QuantumChemist wrote:
naturalplastic wrote:
So...

The dinosaurs, and the plants they ate, and lived among ...got buried in the earth's crust...got fossilized...and became petroleum. Then a hundred million years later ...these ground dwelling apes (humans)that now live on the earth's surface began pumping this fossilized plant liquid out of the ground...and used it to make artificial solid material for stuff they use (plastic).

So humans are now a geological force that...takes fossilized plant material from deep in the earth's crust...and redistributes it as 'fossilized' human artifacts on top of the earth's crust?

I am just "thinking aloud" trying to conceptualize this. :D


:lol:

I thought that I might add that the mineralization of plastics likely does not just happen at the surface of the Earth exposed to air.
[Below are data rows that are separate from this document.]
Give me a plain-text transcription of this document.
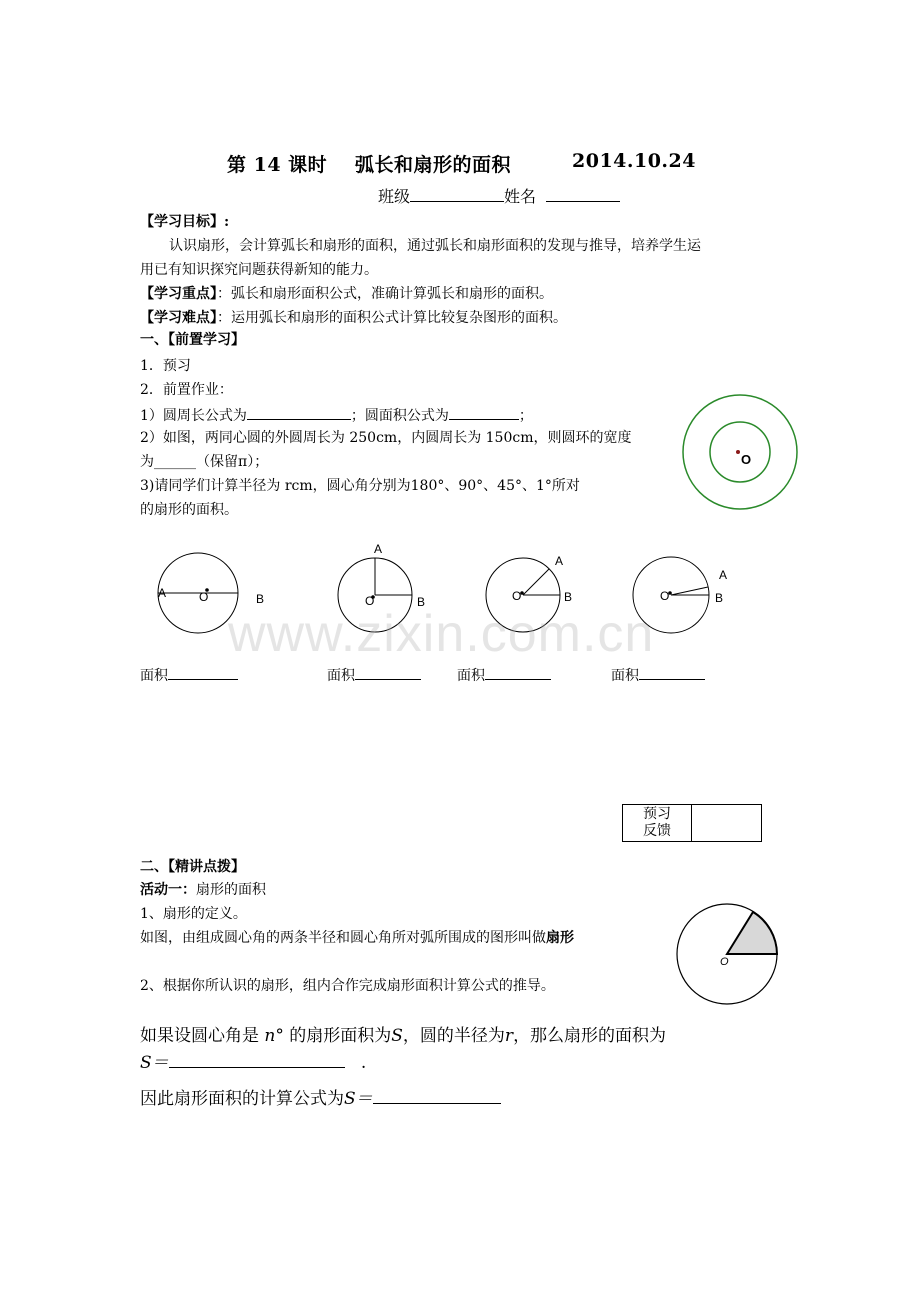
第 14 课时 弧长和扇形的面积	2014.10.24
班级	姓名
【学习目标】:
认识扇形，会计算弧长和扇形的面积，通过弧长和扇形面积的发现与推导，培养学生运
用已有知识探究问题获得新知的能力。
【学习重点】：弧长和扇形面积公式，准确计算弧长和扇形的面积。
【学习难点】：运用弧长和扇形的面积公式计算比较复杂图形的面积。
一、【前置学习】
1．预习
2．前置作业：
1）圆周长公式为	；圆面积公式为	；
2）如图，两同心圆的外圆周长为 250cm，内圆周长为 150cm，则圆环的宽度
为______（保留π）；
3)请同学们计算半径为 rcm，圆心角分别为180°、90°、45°、1°所对
的扇形的面积。
O
A	O	B
A
O	B
A
O	B
A
O	B
www.zixin.com.cn
面积	面积	面积	面积
预习
反馈

二、【精讲点拨】
活动一：扇形的面积
1、扇形的定义。
如图，由组成圆心角的两条半径和圆心角所对弧所围成的图形叫做扇形
2、根据你所认识的扇形，组内合作完成扇形面积计算公式的推导。
O
如果设圆心角是 n° 的扇形面积为S，圆的半径为r，那么扇形的面积为
S＝	.
因此扇形面积的计算公式为S＝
It very well could be happening at the bottom of the oceans where geothermal vents come into contact with plastic waste that has settled out. Due to the lack of available atmospheric gases in the reaction, the end products might not be the same as on dry land. Someday in the future (if humans survive), geologists may have to dig through the new plastic-enhanced minerals to reach the original pre-plastic era rocks.

Millions of years from now future creatures will do geology and dig down and find that thin layer of plastic everywhere at that strata laid down in our time and be puzzled by it. And they will wonder just what "life in plastic" was like.

My message to these future beings is...it was fantastic!